Parts of the show were great and some were not so much, but the highlight came when the MC came out and said: "We had this performer here a few years ago. We think we've recovered enough to have him back. Here he is, a rumor in his own time, the Golden Voice of the Great Southwest, U. Utah Phillips!"
And out came an old guy with white pony tail and beard under a cowboy hat, arms stuffed with muscles and tattoos.
Ha, The old man was younger then than I am now. But if I have lived longer than he had at that point, let's admit that he had lived wider and deeper.
I don't remember every song he did. I know he sang his tribute to a cattle drive cook, "The Goodnight Loving Trail," and accompanied it with one of his bizarre tall tales about Charles Goodnight and Oliver Loving, the true-life pioneers who created that trail.
By the time his set was over I was a committed, lifetime folkie.
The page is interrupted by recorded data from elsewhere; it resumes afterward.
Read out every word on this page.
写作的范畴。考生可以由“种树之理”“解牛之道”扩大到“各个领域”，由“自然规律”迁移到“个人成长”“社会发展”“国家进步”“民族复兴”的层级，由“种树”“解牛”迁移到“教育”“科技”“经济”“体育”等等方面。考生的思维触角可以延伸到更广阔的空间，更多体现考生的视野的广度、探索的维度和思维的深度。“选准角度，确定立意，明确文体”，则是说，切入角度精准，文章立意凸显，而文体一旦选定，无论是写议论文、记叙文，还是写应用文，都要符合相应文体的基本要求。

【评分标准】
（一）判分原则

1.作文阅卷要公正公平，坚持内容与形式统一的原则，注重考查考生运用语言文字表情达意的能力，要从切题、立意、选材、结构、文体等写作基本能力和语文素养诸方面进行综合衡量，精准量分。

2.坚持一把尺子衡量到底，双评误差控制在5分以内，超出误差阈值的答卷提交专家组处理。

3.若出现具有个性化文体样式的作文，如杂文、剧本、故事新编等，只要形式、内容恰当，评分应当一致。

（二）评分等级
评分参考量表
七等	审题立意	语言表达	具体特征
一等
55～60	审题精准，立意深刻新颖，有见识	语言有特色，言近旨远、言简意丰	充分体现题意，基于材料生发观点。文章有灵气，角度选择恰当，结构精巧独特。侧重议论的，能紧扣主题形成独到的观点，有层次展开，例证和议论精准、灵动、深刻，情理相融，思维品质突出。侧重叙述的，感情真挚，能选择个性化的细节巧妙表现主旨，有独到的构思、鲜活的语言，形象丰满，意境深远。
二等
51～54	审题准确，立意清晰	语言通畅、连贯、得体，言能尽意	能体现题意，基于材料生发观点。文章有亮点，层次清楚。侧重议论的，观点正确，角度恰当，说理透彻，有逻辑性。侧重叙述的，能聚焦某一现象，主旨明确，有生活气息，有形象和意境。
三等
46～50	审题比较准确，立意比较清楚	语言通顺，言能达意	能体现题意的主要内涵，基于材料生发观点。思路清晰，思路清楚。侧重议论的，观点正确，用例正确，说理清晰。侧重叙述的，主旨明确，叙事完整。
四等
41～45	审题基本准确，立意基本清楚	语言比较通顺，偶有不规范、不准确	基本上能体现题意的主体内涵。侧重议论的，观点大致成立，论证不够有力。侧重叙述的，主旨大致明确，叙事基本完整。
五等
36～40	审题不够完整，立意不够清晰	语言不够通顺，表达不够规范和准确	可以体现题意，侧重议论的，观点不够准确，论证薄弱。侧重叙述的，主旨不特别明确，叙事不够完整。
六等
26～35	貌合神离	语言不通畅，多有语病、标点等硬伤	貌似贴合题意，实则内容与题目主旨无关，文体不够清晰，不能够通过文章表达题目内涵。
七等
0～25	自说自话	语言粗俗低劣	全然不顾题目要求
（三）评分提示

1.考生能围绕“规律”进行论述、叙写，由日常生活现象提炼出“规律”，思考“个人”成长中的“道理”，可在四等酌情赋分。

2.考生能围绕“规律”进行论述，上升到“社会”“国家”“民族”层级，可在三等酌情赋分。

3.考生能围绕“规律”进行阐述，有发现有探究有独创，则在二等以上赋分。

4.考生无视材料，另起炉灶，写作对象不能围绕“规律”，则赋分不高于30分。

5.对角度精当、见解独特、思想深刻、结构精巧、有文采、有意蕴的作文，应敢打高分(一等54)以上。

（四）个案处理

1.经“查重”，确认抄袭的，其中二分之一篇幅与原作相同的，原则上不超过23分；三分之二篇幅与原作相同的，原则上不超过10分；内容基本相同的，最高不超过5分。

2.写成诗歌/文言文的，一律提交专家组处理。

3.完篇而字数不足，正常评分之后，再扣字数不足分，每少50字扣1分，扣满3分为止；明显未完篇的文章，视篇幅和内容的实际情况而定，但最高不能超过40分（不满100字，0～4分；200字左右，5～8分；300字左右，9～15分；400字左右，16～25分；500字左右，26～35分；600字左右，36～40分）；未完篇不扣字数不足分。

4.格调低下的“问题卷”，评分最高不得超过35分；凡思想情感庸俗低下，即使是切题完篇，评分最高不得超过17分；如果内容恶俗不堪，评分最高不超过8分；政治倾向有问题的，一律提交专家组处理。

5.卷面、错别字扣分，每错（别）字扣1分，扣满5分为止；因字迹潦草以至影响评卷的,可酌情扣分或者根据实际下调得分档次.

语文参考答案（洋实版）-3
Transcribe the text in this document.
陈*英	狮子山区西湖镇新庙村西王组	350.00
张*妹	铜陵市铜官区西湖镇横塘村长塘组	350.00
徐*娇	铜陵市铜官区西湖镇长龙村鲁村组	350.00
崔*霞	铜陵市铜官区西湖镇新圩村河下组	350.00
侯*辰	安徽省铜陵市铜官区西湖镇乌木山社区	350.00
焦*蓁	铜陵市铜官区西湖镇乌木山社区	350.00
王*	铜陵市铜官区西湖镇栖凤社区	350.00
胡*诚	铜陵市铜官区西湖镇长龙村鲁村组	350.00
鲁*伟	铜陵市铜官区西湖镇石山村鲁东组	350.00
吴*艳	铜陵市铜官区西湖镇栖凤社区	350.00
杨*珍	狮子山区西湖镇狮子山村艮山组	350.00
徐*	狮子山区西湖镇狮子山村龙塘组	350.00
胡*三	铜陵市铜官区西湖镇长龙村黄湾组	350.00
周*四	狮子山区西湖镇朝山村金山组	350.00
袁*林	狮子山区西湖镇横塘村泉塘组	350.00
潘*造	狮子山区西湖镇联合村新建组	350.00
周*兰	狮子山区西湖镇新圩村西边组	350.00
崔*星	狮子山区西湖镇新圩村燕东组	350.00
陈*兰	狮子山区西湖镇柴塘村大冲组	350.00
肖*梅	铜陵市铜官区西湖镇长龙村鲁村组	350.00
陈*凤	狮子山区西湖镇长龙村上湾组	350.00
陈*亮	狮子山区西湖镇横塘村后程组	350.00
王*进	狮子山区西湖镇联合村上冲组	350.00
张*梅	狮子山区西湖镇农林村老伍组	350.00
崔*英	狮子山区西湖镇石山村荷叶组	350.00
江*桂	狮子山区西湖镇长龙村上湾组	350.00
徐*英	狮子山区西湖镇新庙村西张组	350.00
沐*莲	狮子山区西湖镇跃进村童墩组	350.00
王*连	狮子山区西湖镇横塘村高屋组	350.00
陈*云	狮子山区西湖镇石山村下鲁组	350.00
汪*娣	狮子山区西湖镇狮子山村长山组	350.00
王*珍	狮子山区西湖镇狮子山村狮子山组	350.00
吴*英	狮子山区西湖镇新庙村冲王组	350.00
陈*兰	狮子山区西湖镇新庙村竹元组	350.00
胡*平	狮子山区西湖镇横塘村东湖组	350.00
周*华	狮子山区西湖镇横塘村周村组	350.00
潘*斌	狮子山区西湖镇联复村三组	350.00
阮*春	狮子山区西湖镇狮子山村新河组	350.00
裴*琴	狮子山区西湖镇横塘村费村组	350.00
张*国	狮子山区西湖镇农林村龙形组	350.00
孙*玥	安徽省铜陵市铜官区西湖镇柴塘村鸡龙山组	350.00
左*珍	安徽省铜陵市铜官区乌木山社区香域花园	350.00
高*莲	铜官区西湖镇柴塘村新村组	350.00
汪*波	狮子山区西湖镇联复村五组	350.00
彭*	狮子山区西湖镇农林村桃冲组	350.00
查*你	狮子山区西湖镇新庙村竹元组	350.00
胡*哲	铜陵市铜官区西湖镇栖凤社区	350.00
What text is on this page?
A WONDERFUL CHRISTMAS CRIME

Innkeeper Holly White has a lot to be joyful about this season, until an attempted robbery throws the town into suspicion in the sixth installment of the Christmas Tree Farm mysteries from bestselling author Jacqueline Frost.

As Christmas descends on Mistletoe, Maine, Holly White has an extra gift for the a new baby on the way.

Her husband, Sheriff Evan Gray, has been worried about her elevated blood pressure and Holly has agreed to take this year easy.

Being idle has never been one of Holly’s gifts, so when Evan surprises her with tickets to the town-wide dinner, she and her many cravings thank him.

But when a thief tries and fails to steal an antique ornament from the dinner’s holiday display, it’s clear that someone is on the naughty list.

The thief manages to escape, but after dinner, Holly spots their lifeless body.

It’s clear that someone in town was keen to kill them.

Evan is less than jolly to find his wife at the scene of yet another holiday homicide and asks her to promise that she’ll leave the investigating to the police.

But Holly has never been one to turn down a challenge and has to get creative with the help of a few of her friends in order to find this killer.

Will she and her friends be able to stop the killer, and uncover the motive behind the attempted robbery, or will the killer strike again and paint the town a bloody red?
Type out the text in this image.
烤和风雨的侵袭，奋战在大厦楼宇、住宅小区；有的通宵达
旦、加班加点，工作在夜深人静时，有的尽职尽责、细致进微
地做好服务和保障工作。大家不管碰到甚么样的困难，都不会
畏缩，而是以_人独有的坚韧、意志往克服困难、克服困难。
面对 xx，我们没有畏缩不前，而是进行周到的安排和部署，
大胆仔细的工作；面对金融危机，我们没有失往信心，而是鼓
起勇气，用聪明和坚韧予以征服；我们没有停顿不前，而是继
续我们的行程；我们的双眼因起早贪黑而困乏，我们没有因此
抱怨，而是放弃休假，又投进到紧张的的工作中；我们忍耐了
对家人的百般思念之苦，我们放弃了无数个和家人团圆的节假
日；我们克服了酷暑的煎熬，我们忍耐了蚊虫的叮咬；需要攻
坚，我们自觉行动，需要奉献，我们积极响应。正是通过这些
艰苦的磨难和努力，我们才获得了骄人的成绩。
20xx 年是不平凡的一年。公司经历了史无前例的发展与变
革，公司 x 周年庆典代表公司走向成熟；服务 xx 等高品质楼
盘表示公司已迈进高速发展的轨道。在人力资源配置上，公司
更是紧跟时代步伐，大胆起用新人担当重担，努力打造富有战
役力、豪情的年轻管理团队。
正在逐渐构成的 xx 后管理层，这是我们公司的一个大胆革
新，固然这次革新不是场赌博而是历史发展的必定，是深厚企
In those days it seemed that he sang mostly about trains and hobos and the West. His Wobbly songs and more overtly political material came later. As he aged he would put more talking and less playing into each show. I think this was partly because his hands hurt and partly because he had so much he wanted to say.
What a songwriter. What a storyteller.
The last time I saw him he filled the brand new Seattle Opera House at Northwest Folklife. I remember him strolling onto the stage and looking around the magnificent hall. "We used to have a place like this where I live," he said, "in Nevada City, California. We tore it down and put up an old Indian graveyard."
That same night he talked about all the good news he heard as he travelled around the country - and how none of it made the mainstream media. "We could be winning and not even know it!"
On the first album I bought of his, "Good Though!" he had a song called "Old Buddy Goodnight," about finding a hobo who froze to death in a freight car. The last verse ends:
"Give him a line in your paper
and here's what I want you to say.
There's still some things worse than dying alone.
One of them's living that way."
Bruce Phillips died on Friday, with his wife by his side.
Utah Phillips lived surrounded by friends, fans, folkies, and fellow workers.
His songs will live a long time, if this crazy world manages to keep going. And if it does, he's one of the people we have to thank for it.